BEATING AROUND THE BUSHES
When the telephone company built a substation on Mr. Doelle’s land, he didn’t beat around the bush. He sued for trespass.
The phone company replied that it intended to take a corner of his place under the doctrine of eminent domain. The trial court agreed the phone company could do so, upheld Mr. Doelle’s claim of trespass, and awarded $300 for the value of the land taken under eminent domain. In addition, the trial court granted Mr. Doelle an extra $400 for “shrubbery support.”
Sounds more like a divorce, doesn’t it? The idea was that Mr. Doelle could screen the substation from his view with a few strategically-placed bushes, and the money was to enable him to plant whatever he wanted.
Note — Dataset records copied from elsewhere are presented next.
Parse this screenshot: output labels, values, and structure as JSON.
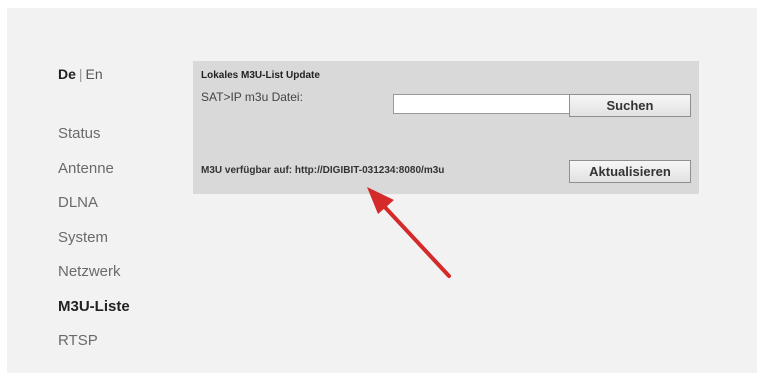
{
  "language": {
    "active": "De",
    "separator": "|",
    "other": "En"
  },
  "nav": {
    "items": [
      {
        "label": "Status"
      },
      {
        "label": "Antenne"
      },
      {
        "label": "DLNA"
      },
      {
        "label": "System"
      },
      {
        "label": "Netzwerk"
      },
      {
        "label": "M3U-Liste"
      },
      {
        "label": "RTSP"
      }
    ],
    "active_item": "M3U-Liste"
  },
  "panel": {
    "title": "Lokales M3U-List Update",
    "file_label": "SAT>IP m3u Datei:",
    "file_value": "",
    "search_button": "Suchen",
    "status_text": "M3U verfügbar auf: http://DIGIBIT-031234:8080/m3u",
    "update_button": "Aktualisieren"
  },
  "colors": {
    "background": "#f2f2f2",
    "panel": "#d9d9d9",
    "arrow": "#d42a2a"
  }
}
Despite the trial court’s crafty decision, no one was happy. Mr. D appealed the eminent domain, and the phone company appealed the “shrubbery support” award.
The Court of Appeals cleaned things up. It upheld the trespass and the phone company’s right to take the property for the public good. It approved the $300 value for the land, but it reversed the “shrubbery support.” You see, Mr. Doelle had never asked for trees or shrubs to screen his view of the substation. The trial court has certain inherent powers to fashion an appropriate set of damages for the wrongs brought before it, but the “shrubbery support” award appeared to be based more on the trial court’s sympathy for Mr. Doelle’s visual plight than on any evidence.
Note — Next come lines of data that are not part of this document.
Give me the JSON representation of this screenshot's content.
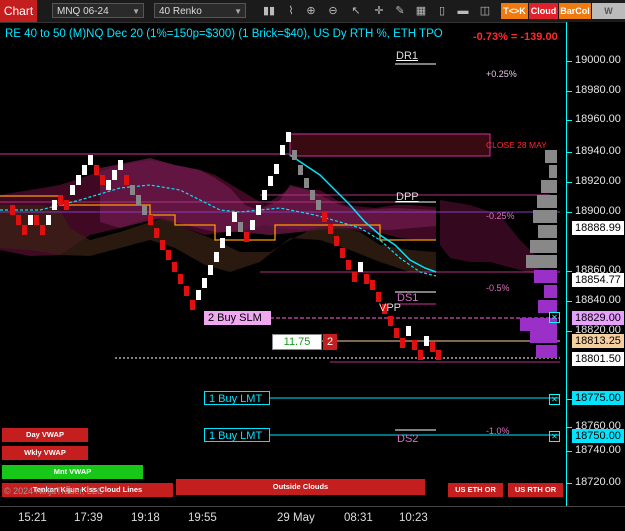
{
  "toolbar": {
    "chart_label": "Chart",
    "instrument": "MNQ 06-24",
    "bartype": "40 Renko",
    "btn_tk": "T<>K",
    "btn_cloud": "Cloud",
    "btn_barcol": "BarCol",
    "btn_vwap": "W VWAP"
  },
  "header": {
    "description": "RE 40 to 50 (M)NQ Dec 20 (1%=150p=$300) (1 Brick=$40), US Dy RTH %, ETH TPO",
    "change": "-0.73% = -139.00"
  },
  "y_axis": {
    "ticks": [
      "19000.00",
      "18980.00",
      "18960.00",
      "18940.00",
      "18920.00",
      "18900.00",
      "18860.00",
      "18840.00",
      "18820.00",
      "18780.00",
      "18760.00",
      "18740.00",
      "18720.00"
    ],
    "price_labels": [
      {
        "value": "18888.99",
        "color": "#ffffff"
      },
      {
        "value": "18854.77",
        "color": "#ffffff"
      },
      {
        "value": "18829.00",
        "color": "#e8a0ff"
      },
      {
        "value": "18813.25",
        "color": "#f5cfa0"
      },
      {
        "value": "18801.50",
        "color": "#ffffff"
      },
      {
        "value": "18775.00",
        "color": "#00e5ff"
      },
      {
        "value": "18750.00",
        "color": "#00e5ff"
      }
    ]
  },
  "x_axis": {
    "ticks": [
      "15:21",
      "17:39",
      "19:18",
      "19:55",
      "29 May",
      "08:31",
      "10:23"
    ]
  },
  "levels": {
    "dr1": "DR1",
    "dpp": "DPP",
    "ds1": "DS1",
    "vpp": "VPP",
    "ds2": "DS2",
    "close": "CLOSE 28 MAY",
    "pct_p025": "+0.25%",
    "pct_m025": "-0.25%",
    "pct_m05": "-0.5%",
    "pct_m1": "-1.0%"
  },
  "orders": {
    "buy_slm": "2 Buy SLM",
    "buy_lmt1": "1 Buy LMT",
    "buy_lmt2": "1 Buy LMT",
    "position_price": "11.75",
    "position_qty": "2"
  },
  "tags": {
    "day_vwap": "Day VWAP",
    "wkly_vwap": "Wkly VWAP",
    "mnt_vwap": "Mnt VWAP",
    "tenkan": "Tenkan Kijun Kiss Cloud Lines",
    "outside": "Outside Clouds",
    "us_eth": "US ETH OR",
    "us_rth": "US RTH OR",
    "copyright": "© 2024 NinjaTrader, LLC"
  }
}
Doelle v. Mountain States Tel. & Tel., 872 F.2d 942 (10th Cir. 1989). In this case (which primarily involved questions of easement and eminent domain), Mr. Doelle sued Mountain Bell for trespass, alleging it had put a substation on his property without his permission. Mountain Bell laid claim to a small portion of Mr. Doelle’s property in order to build and maintain a substation. Mountain Bell sued to have him evicted from his property.
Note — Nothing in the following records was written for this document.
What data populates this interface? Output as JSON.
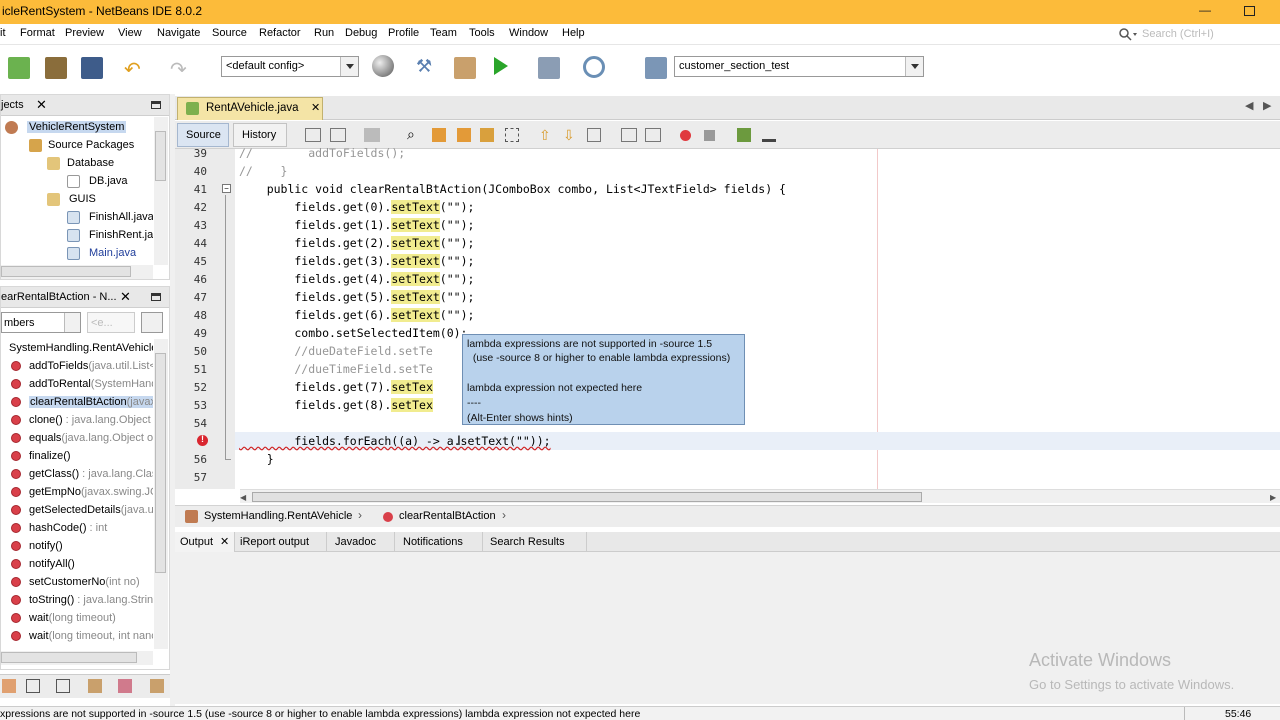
{
  "window": {
    "title": "icleRentSystem - NetBeans IDE 8.0.2"
  },
  "menu": [
    "Format",
    "Preview",
    "View",
    "Navigate",
    "Source",
    "Refactor",
    "Run",
    "Debug",
    "Profile",
    "Team",
    "Tools",
    "Window",
    "Help"
  ],
  "menu_first": "it",
  "search": {
    "placeholder": "Search (Ctrl+I)"
  },
  "toolbar": {
    "config_value": "<default config>",
    "project_value": "customer_section_test"
  },
  "projects_panel": {
    "tab": "jects",
    "tree": [
      {
        "label": "VehicleRentSystem",
        "selected": true
      },
      {
        "label": "Source Packages"
      },
      {
        "label": "Database"
      },
      {
        "label": "DB.java"
      },
      {
        "label": "GUIS"
      },
      {
        "label": "FinishAll.java"
      },
      {
        "label": "FinishRent.jav"
      },
      {
        "label": "Main.java"
      }
    ]
  },
  "navigator_panel": {
    "tab": "earRentalBtAction - N...",
    "filter_value": "mbers",
    "filter2_value": "<e...",
    "class_label": "SystemHandling.RentAVehicle",
    "members": [
      {
        "name": "addToFields",
        "sig": "(java.util.List<"
      },
      {
        "name": "addToRental",
        "sig": "(SystemHand"
      },
      {
        "name": "clearRentalBtAction",
        "sig": "(javax",
        "selected": true
      },
      {
        "name": "clone()",
        "sig": " : java.lang.Object"
      },
      {
        "name": "equals",
        "sig": "(java.lang.Object ol"
      },
      {
        "name": "finalize()",
        "sig": ""
      },
      {
        "name": "getClass()",
        "sig": " : java.lang.Clas"
      },
      {
        "name": "getEmpNo",
        "sig": "(javax.swing.JC"
      },
      {
        "name": "getSelectedDetails",
        "sig": "(java.ut"
      },
      {
        "name": "hashCode()",
        "sig": " : int"
      },
      {
        "name": "notify()",
        "sig": ""
      },
      {
        "name": "notifyAll()",
        "sig": ""
      },
      {
        "name": "setCustomerNo",
        "sig": "(int no)"
      },
      {
        "name": "toString()",
        "sig": " : java.lang.String"
      },
      {
        "name": "wait",
        "sig": "(long timeout)"
      },
      {
        "name": "wait",
        "sig": "(long timeout, int nanc"
      }
    ]
  },
  "editor": {
    "file_tab": "RentAVehicle.java",
    "source_tab": "Source",
    "history_tab": "History",
    "lines": [
      {
        "n": "39",
        "text": "//        addToFields();",
        "comment": true
      },
      {
        "n": "40",
        "text": "//    }",
        "comment": true
      },
      {
        "n": "41",
        "text": "    public void clearRentalBtAction(JComboBox combo, List<JTextField> fields) {"
      },
      {
        "n": "42",
        "pre": "        fields.get(0).",
        "hl": "setText",
        "post": "(\"\");"
      },
      {
        "n": "43",
        "pre": "        fields.get(1).",
        "hl": "setText",
        "post": "(\"\");"
      },
      {
        "n": "44",
        "pre": "        fields.get(2).",
        "hl": "setText",
        "post": "(\"\");"
      },
      {
        "n": "45",
        "pre": "        fields.get(3).",
        "hl": "setText",
        "post": "(\"\");"
      },
      {
        "n": "46",
        "pre": "        fields.get(4).",
        "hl": "setText",
        "post": "(\"\");"
      },
      {
        "n": "47",
        "pre": "        fields.get(5).",
        "hl": "setText",
        "post": "(\"\");"
      },
      {
        "n": "48",
        "pre": "        fields.get(6).",
        "hl": "setText",
        "post": "(\"\");"
      },
      {
        "n": "49",
        "text": "        combo.setSelectedItem(0);"
      },
      {
        "n": "50",
        "text": "        //dueDateField.setTe",
        "comment": true
      },
      {
        "n": "51",
        "text": "        //dueTimeField.setTe",
        "comment": true
      },
      {
        "n": "52",
        "pre": "        fields.get(7).",
        "hl": "setTex",
        "post": ""
      },
      {
        "n": "53",
        "pre": "        fields.get(8).",
        "hl": "setTex",
        "post": ""
      },
      {
        "n": "54",
        "text": ""
      },
      {
        "n": "",
        "text": "        fields.forEach((a) -> a.setText(\"\"));",
        "error": true
      },
      {
        "n": "56",
        "text": "    }"
      },
      {
        "n": "57",
        "text": ""
      }
    ],
    "tooltip": [
      "lambda expressions are not supported in -source 1.5",
      "  (use -source 8 or higher to enable lambda expressions)",
      "",
      "lambda expression not expected here",
      "----",
      "(Alt-Enter shows hints)"
    ]
  },
  "breadcrumb": {
    "class": "SystemHandling.RentAVehicle",
    "method": "clearRentalBtAction"
  },
  "output_tabs": [
    "Output",
    "iReport output",
    "Javadoc",
    "Notifications",
    "Search Results"
  ],
  "watermark": {
    "line1": "Activate Windows",
    "line2": "Go to Settings to activate Windows."
  },
  "status": {
    "message": "xpressions are not supported in -source 1.5   (use -source 8 or higher to enable lambda expressions)  lambda expression not expected here",
    "time": "55:46"
  }
}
The trial court upheld the trespass but found Mr. Doelle hadn’t been damaged. It also awarded Mountain Bell to claim the property for the common good, awarding Mr. Doelle $300 for the value of the land that was taken. The Court then awarded him an additional $400 to install shrubbery to screen his view of the substation, thereby making the intrusion less onerous. Mr. Doelle appealed the eminent domain ruling, and Mountain Bell appealed the $400 in “shrubbery support.”
Held: The Court of Appeals upheld the trespass and Mountain Bell’s right to claim the property by eminent domain. However, it reversed the $400 shrubbery award to Mr. Doelle.
The Court observed that Utah’s law of eminent domain does not provide for equitable damages. Rather, the trial court found authority to make the award entirely from its inherent power. Even assuming that the trial court had the equitable power to fashion an appropriate remedy, the Court of Appeals said, Mr. Doelle never sought equitable relief in the form of trees to screen his view of the substation nor presented evidence concerning the cost of planting trees.
While a trial court’s award of damages will not be set aside unless it is clearly erroneous, an award must be based on reasonable inferences rather than on mere sympathy. When damages cannot be fixed with the desired certainty, the proof must be reasonable under the circumstances.
This damage award was not reasonable.